Tony Scott obvia sus recientes y lamentables excesos estilísticos, y logra por primera vez en años que su realización aporte más relieve y credibilidad a la historia que cuenta. Un thriller magnífico
A falta de otras virtudes artísticas, puede que la insistencia machacona en un campo determinado produzca de por sí frutos apreciables alguna que otra vez.
El británico Tony Scott cumple en 2008 sus bodas de plata como director sin haber demostrado en los más de diez thrillers que ha firmado una capacidad especial para el género. Sí un innegable olfato para captar y reciclar tendencias audiovisuales de moda, que siempre quedan mejor aplicadas en la muerte violenta y en la explosión de automóviles. Obsesionado desde su ópera prima, El Ansia (1983), por la superficie de la imagen, por su impacto inmediato y acumulativo, e incapaz de la menor elaboración por debajo de las apariencias, lo único que ha cabido esperar de sus películas es que el estilo no emborronase en exceso los guiones que le caían en suerte.
Cuando así ha sido, como en Amor a Quemarropa (1993), Marea Roja (1995) o Enemigo Público (1998), hemos disfrutado de productos comerciales dignos. Cuando el preciosismo ha devorado cualquier otra consideración, ha generado obras tan endebles como Top Gun (1986), Superdetective en Hollywood II (1987), Revenge (1990), Días de Trueno (1990), El Último Boy Scout (1991) o Fanático (1996).
Para colmo, su cine ha experimentado a partir de Spy Game (2001) una exacerbación formal que no ha hecho sino delatar todavía más su vacuidad de fondo. Los bombardeos de planos saturados, deformados, acelerados y al ralentí, filmados bajo miles de ángulos y lentes, que se conjuraban en El Fuego de la Venganza (2004) y Domino (2005) contra las retinas del público, eran reflejo de un universo tan agresivo, hueco y pseudoexistencial como el de cualquier revistilla de tendencias.
No sabemos, sin embargo, si debido a que las dos últimas películas citadas han estado lejos de arrasar en taquilla, Scott ha plegado velas momentáneamente, y se ha limitado en Déjà Vu a rodar con un sentido del espectáculo, del color y de las texturas muy apropiado un guión de Bill Marsilii y Terry Rossio tan intrigante como enrevesado.
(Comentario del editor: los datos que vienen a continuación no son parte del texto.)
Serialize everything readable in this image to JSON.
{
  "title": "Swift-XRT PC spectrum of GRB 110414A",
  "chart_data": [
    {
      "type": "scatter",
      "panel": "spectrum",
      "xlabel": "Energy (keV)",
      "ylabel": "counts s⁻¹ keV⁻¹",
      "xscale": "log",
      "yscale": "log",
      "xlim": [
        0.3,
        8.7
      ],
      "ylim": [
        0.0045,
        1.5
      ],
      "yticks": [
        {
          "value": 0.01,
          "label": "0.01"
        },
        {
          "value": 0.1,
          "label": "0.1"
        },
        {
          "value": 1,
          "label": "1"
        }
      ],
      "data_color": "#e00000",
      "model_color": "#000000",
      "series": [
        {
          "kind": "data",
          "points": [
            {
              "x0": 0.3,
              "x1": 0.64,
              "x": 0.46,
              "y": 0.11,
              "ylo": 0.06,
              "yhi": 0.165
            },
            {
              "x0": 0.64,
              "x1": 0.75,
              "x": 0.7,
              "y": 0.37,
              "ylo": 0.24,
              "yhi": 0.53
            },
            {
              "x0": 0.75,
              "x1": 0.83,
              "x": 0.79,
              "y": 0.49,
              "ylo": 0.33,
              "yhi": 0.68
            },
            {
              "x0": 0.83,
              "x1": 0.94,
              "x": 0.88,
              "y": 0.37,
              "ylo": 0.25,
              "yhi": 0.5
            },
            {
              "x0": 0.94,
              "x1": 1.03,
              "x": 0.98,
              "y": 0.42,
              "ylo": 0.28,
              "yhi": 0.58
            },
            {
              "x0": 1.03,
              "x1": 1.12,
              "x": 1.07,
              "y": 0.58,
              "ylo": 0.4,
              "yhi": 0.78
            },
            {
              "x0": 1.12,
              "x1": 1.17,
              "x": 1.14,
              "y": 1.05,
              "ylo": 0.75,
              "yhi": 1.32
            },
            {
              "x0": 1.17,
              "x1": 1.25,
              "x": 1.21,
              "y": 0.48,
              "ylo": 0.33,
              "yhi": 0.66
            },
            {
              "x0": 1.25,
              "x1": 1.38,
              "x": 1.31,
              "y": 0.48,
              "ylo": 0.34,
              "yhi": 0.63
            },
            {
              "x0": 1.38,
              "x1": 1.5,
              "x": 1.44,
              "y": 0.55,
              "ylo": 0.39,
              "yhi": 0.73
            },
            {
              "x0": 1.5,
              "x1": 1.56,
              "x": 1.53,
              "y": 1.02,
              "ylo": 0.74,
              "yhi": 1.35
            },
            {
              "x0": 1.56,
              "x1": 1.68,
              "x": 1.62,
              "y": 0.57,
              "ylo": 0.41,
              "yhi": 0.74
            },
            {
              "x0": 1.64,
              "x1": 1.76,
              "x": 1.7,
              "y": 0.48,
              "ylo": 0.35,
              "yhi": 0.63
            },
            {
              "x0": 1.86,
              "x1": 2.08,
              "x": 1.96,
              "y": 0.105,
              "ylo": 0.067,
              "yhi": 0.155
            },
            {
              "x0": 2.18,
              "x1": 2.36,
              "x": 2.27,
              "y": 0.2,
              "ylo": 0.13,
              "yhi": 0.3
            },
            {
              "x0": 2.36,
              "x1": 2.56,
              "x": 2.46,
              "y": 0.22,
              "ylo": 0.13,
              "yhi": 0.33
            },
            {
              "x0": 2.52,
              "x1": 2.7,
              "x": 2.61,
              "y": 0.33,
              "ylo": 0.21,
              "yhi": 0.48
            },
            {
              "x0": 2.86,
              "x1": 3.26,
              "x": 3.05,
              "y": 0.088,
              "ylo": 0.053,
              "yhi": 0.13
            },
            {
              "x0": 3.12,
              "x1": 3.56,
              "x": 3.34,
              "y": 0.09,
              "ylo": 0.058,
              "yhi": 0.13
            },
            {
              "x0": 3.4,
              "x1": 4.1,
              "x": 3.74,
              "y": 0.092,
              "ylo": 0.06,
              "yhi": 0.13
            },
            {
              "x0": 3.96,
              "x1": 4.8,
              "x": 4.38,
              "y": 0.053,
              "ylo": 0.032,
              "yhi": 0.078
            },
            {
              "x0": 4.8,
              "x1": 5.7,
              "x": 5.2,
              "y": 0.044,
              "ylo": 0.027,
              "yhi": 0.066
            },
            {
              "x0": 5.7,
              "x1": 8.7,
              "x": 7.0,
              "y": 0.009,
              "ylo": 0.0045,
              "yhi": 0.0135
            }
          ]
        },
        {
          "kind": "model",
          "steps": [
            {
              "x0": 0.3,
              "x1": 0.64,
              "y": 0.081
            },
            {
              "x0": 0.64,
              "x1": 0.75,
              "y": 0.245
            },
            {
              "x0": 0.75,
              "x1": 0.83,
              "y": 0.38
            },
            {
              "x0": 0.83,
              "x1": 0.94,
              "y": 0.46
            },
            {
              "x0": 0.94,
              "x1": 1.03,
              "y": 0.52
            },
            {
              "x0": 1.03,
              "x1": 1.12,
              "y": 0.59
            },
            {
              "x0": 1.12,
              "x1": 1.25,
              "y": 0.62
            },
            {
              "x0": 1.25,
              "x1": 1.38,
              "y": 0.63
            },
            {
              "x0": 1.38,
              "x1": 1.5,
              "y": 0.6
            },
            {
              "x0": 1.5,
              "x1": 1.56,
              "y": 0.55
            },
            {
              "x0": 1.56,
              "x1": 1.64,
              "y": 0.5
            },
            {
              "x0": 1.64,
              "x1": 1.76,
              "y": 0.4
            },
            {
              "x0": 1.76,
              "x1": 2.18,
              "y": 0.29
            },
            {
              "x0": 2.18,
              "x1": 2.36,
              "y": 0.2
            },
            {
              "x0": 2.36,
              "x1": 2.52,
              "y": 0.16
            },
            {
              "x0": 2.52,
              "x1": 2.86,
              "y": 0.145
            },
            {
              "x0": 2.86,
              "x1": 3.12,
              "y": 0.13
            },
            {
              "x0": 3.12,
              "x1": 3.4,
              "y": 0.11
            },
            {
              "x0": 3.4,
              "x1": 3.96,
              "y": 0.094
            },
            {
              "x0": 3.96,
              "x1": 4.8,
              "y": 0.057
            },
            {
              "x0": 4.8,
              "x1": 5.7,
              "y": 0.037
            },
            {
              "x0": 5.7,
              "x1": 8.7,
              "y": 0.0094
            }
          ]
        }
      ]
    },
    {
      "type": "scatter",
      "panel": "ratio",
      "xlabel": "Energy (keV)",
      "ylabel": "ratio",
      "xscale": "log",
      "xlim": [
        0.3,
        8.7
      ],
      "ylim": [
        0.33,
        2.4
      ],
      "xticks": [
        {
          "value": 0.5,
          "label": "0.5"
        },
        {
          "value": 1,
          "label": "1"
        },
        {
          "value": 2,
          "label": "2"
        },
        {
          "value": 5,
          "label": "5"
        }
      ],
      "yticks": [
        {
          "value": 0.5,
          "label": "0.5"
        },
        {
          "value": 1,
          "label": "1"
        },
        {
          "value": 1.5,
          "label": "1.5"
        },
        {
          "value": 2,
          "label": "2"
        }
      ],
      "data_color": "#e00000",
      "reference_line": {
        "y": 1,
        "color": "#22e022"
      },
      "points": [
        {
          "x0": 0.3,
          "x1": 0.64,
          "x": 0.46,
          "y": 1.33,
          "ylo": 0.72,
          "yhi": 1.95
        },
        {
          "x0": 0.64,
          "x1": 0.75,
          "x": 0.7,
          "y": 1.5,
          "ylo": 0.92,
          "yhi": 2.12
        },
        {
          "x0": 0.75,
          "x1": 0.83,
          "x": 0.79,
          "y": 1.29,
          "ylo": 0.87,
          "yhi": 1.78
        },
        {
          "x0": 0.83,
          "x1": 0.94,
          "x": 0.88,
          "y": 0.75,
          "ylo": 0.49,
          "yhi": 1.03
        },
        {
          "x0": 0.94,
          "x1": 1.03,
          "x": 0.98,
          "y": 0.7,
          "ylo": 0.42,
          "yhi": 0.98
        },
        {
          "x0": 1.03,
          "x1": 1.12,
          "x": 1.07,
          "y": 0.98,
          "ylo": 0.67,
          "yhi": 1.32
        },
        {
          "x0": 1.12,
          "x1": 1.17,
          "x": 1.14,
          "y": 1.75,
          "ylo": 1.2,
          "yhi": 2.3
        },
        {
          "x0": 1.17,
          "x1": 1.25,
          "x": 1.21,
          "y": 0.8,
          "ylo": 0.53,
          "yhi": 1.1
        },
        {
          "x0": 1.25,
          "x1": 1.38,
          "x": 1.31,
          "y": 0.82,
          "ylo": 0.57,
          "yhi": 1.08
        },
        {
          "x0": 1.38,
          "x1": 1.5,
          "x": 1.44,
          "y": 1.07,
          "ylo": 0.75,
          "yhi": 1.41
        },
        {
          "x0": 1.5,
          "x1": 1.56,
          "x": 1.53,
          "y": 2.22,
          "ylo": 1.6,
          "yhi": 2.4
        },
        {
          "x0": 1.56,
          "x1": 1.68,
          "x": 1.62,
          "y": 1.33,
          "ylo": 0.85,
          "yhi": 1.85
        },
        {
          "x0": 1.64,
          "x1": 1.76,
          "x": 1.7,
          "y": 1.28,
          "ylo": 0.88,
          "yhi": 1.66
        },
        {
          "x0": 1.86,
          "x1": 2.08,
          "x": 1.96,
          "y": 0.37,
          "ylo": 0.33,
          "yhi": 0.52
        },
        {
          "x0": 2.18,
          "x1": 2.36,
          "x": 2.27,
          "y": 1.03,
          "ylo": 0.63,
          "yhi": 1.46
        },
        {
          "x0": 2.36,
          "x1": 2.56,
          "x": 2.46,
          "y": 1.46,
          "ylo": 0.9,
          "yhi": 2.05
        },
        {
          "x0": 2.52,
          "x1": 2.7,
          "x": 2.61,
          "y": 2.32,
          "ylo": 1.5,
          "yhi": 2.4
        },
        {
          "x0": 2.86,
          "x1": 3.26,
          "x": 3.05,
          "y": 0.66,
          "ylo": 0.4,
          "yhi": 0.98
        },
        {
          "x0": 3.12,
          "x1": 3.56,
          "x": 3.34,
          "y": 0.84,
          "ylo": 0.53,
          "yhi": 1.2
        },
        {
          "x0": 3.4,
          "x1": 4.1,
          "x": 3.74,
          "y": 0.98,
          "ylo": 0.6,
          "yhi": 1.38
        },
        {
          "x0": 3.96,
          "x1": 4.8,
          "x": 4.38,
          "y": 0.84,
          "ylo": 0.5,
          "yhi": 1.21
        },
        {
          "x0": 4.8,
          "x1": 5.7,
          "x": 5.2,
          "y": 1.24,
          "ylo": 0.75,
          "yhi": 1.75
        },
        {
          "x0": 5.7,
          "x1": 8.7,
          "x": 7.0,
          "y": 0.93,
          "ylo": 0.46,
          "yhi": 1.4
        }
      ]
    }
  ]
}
El resultado, posiblemente su mejor película y uno de los thrillers más interesantes de 2006, para sorpresa al menos del abajo firmante.
Denzel Washington, que repite por tercera vez como protagonista para Scott, encarna con su aplomo habitual a Doug Carlin, policía de Nueva Orleans que intenta resolver el atentado terrorista contra un ferry en el que viajaban más de quinientas personas. Entre las víctimas figura una mujer que se descubre ha muerto antes del atentado. Este hecho, junto a una nueva tecnología que en principio parece permitir al FBI recrear el pasado cercano, precipita la narración de la simple intriga a la ciencia ficción, e incluso al terreno de la fábula gracias a los apuntes románticos y trágicos sobre la posibilidad (o no) de cambiar nuestro destino. Hasta lectura post 11-S podría hacerse, siempre que el espectador no esté ya harto de ese tipo de discursos más o menos implícitos en el cine USA de los últimos tiempos.
El detallismo de la planificación de Scott hace que no olvidemos los elementos imprescindibles para completar el puzzle diseñado por Rossio y Marsilii. Los atrevimientos fotográficos marcan perfectamente los diversos momentos en que se desarrolla la acción. La combinación de barridos de cámara que son casi pinceladas, de un montaje frenético y de ciertas audacias argumentales que no desvelaremos brinda una persecución en dos tiempos, presente y pasado, que es desde ya una de las secuencias más inquietantes y originales vistas este año. Sobre todo, hay que considerar que son estos aspectos visuales los que prestan credibilidad a una historia que posiblemente, contada de otra manera, sería difícil de sostener.
Habrá aun así quien tache la película de confusa, fantasiosa y derivativa; quien abomine de su desenlace; y quien siga pensando que Scott abusa de los efectismos técnicos. A nosotros Déjà Vu se nos pasó en un suspiro: no es tan compleja y emotiva como pretende en ocasiones, pero durante su metraje podrían habernos abofeteado y no nos habríamos inmutado, de tan absortos como estábamos en lo que sucedía. Es decir, sentíamos lo que se debe cuando uno acude a ver una producción comercial made in Hollywood. A ver si no tenemos que esperar otros ocho o diez años antes de que Scott vuelva a realizar algo similar.